Кимка подошла к кровати и попыталась взять меня за руку, но я почти отпихнула ее с хриплым воплем:
– Оставьте меня! Оба!
Вилли мгновенно сориентировался, обхватил Кимку за талию и утащил за дверь. Я уткнулась лицом в подушку, краями ее заткнула уши. Но все равно еще какое-то время слышала обиженные восклицания подруги и низкий рокочущий голос Вила. По счастью, мне удалось уснуть снова, прежде чем я окончательно расклеилась.
Ближе к ночи стало ясно, что мой организм все же не переварил полеты над городом, падения на землю и прочие потрясения. Ужин Кимка принесла мне в комнату прямо в постель. Потом я снова заснула и проснулась уже утром с сильнейшей головной болью и наглухо заложенным носом. И это было не так уж плохо: не пришлось просить прощения у друзей за срыв, а можно было просто лежать и принимать от них вкусную еду, литры теплого чая и заботу. Целыми днями я валялась на кровати, укутавшись по горло и бездумно таращась на экран ноутбука, а сама без конца все думала о том, что же мне теперь делать.

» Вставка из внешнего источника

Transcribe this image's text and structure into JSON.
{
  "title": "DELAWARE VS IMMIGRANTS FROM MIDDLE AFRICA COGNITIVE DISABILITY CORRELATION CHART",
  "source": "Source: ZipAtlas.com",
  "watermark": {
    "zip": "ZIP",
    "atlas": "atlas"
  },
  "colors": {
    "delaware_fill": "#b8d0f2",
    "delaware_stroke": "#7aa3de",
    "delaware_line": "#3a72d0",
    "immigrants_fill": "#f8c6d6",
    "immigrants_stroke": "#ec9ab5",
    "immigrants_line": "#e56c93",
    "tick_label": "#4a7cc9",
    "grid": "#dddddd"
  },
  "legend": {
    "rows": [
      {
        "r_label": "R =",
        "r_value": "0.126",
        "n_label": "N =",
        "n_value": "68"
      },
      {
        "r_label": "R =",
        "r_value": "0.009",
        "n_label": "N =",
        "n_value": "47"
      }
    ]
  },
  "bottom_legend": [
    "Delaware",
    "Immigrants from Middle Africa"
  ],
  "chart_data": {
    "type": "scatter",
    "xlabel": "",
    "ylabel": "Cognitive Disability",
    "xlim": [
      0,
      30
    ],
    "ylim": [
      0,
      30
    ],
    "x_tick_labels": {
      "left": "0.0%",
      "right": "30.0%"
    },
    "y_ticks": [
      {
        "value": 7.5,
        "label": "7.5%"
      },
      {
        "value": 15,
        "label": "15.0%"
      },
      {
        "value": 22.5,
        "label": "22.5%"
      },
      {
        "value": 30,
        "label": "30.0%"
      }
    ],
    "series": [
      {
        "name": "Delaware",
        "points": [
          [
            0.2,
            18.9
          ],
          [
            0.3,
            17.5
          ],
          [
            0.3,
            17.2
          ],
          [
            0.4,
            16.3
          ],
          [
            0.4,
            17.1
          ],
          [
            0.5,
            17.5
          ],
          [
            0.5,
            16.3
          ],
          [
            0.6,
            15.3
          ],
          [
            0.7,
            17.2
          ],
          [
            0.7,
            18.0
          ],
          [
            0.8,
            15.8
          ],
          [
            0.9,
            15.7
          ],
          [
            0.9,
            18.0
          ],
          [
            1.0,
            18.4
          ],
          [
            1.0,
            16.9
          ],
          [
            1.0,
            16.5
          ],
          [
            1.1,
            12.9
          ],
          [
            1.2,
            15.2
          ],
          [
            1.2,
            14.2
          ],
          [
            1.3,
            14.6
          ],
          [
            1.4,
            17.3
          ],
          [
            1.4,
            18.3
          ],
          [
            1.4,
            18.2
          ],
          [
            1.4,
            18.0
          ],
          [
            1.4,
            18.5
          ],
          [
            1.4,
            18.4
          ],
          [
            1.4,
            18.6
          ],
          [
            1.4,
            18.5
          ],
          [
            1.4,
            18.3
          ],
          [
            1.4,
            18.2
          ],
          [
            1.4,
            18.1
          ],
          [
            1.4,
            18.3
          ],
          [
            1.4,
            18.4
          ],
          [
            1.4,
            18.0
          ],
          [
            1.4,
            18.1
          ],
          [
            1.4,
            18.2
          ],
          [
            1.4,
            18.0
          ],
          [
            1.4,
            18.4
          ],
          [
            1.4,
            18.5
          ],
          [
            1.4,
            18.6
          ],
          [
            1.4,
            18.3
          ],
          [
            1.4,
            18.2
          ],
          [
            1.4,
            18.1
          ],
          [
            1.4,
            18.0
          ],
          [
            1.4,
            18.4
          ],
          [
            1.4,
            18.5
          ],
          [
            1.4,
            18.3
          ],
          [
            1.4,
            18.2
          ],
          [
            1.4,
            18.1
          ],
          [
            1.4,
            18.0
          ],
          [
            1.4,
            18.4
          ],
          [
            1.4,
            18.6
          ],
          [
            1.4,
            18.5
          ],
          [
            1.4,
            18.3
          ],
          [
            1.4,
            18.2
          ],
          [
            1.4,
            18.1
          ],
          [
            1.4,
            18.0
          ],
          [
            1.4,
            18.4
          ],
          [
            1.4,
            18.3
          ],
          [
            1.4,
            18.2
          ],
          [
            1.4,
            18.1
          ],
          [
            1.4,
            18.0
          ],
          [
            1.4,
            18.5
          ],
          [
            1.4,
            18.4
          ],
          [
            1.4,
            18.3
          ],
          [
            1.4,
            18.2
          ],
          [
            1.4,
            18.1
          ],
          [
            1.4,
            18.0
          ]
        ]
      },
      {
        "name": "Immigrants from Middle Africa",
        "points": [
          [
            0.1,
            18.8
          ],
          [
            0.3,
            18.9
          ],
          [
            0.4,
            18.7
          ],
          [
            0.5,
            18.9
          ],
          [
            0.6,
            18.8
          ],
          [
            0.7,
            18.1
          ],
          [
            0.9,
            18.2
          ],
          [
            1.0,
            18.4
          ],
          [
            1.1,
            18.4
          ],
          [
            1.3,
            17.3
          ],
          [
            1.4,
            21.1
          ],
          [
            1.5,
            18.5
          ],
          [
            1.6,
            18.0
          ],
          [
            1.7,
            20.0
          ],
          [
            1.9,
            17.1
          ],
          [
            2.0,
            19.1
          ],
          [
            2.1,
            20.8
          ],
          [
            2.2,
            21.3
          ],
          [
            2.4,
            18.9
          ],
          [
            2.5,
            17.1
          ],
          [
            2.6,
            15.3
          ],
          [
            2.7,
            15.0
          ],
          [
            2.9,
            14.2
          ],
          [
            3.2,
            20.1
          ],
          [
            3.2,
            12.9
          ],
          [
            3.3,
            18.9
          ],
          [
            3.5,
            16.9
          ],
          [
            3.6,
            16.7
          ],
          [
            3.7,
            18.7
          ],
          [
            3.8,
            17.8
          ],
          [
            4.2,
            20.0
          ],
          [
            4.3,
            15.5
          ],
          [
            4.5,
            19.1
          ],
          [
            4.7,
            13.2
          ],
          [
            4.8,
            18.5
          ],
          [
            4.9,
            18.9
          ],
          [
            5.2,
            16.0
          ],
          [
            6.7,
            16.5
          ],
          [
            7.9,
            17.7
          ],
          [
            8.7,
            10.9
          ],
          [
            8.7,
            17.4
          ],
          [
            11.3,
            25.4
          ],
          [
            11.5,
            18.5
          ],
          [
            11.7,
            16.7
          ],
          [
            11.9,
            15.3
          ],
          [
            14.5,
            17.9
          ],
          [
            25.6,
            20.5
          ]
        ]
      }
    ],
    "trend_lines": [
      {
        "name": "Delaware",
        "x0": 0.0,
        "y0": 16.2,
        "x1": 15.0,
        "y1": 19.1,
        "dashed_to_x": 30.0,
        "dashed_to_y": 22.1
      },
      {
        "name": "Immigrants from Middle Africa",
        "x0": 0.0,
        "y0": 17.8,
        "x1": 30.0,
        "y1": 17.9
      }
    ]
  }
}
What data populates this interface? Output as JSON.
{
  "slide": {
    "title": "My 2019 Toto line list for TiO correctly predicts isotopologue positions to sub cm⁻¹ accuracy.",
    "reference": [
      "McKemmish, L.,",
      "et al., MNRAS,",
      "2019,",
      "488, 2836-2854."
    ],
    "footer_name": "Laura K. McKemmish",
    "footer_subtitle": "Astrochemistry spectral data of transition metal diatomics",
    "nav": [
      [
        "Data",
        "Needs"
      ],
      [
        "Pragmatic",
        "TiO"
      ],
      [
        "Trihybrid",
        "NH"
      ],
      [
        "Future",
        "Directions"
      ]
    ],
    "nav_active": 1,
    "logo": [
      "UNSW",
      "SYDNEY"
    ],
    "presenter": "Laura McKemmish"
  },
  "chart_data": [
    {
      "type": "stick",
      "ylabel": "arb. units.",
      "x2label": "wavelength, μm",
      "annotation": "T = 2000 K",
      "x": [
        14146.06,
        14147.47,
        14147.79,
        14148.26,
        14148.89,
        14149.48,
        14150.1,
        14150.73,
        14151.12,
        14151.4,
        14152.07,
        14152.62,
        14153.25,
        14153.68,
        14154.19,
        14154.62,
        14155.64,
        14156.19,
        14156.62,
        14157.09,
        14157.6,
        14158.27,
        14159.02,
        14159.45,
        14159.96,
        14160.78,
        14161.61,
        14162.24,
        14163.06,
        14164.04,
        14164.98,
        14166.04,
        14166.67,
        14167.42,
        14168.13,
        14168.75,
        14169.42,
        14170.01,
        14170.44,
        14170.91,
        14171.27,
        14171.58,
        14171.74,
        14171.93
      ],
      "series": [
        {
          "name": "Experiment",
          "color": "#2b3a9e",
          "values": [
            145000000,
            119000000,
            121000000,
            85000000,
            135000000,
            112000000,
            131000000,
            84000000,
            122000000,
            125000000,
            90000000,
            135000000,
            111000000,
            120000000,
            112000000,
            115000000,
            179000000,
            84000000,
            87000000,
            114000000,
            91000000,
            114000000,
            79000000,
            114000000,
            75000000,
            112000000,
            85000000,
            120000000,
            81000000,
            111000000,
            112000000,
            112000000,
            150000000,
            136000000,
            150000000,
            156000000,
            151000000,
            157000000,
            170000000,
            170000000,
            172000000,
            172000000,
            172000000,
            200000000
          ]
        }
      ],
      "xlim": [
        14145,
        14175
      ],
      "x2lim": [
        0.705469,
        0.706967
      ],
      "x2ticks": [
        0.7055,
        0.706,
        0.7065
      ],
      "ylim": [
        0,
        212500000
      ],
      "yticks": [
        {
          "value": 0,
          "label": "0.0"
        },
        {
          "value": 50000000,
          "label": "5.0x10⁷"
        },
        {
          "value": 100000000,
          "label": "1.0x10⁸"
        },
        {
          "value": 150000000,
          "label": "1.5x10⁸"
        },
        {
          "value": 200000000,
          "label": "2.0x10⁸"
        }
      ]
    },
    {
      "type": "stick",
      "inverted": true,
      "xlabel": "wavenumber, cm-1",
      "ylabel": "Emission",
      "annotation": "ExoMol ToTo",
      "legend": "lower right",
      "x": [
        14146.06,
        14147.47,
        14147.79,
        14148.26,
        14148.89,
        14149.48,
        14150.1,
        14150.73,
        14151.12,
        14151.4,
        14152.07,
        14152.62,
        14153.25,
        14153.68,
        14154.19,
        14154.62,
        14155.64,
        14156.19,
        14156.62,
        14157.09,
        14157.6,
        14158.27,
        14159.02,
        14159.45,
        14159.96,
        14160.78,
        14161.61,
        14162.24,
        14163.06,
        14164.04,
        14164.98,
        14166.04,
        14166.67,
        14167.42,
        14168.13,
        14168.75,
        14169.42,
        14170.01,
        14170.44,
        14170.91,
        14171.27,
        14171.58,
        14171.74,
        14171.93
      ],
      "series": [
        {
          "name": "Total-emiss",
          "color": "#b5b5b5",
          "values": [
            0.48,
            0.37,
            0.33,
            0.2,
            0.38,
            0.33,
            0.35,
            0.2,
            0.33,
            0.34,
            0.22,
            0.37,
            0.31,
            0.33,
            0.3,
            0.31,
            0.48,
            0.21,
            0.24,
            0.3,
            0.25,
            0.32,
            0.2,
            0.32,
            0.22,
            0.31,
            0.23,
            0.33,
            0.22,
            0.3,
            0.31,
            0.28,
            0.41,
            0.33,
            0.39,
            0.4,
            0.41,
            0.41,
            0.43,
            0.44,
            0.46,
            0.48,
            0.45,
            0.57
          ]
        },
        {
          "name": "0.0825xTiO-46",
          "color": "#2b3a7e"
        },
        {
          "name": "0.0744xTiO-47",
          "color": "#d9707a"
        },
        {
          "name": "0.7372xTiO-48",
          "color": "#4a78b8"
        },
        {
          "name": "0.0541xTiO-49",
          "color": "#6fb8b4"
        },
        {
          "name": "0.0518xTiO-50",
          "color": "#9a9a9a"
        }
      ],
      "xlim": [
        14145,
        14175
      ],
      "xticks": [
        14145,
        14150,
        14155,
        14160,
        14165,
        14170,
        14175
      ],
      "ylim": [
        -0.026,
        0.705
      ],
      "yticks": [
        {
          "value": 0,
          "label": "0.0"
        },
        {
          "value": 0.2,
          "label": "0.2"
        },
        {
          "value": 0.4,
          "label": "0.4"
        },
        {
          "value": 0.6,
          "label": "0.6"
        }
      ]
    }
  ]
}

Ясно пока лишь то, что нужно как можно скорее побывать в Блишеме. Увидеть Параклею и освободить ее от страшных уз. Лишь бы моя дочь не возненавидела меня за эти века неволи, но вряд ли я буду ей теперь хоть немного нужна. Она давно привыкла обходиться без меня, ей нужно наверстывать целую жизнь. А я… думаю, останусь все же в этом мире, как-нибудь окончу школу. Возможно, воспоминания о той, первой жизни, со временем отойдут на второй план и не будут жечь меня раскаленным железом. Я смогу быть Богданой… Смогу жить, даже если Орлик никогда больше не вернется. У меня все-таки останется Сашка.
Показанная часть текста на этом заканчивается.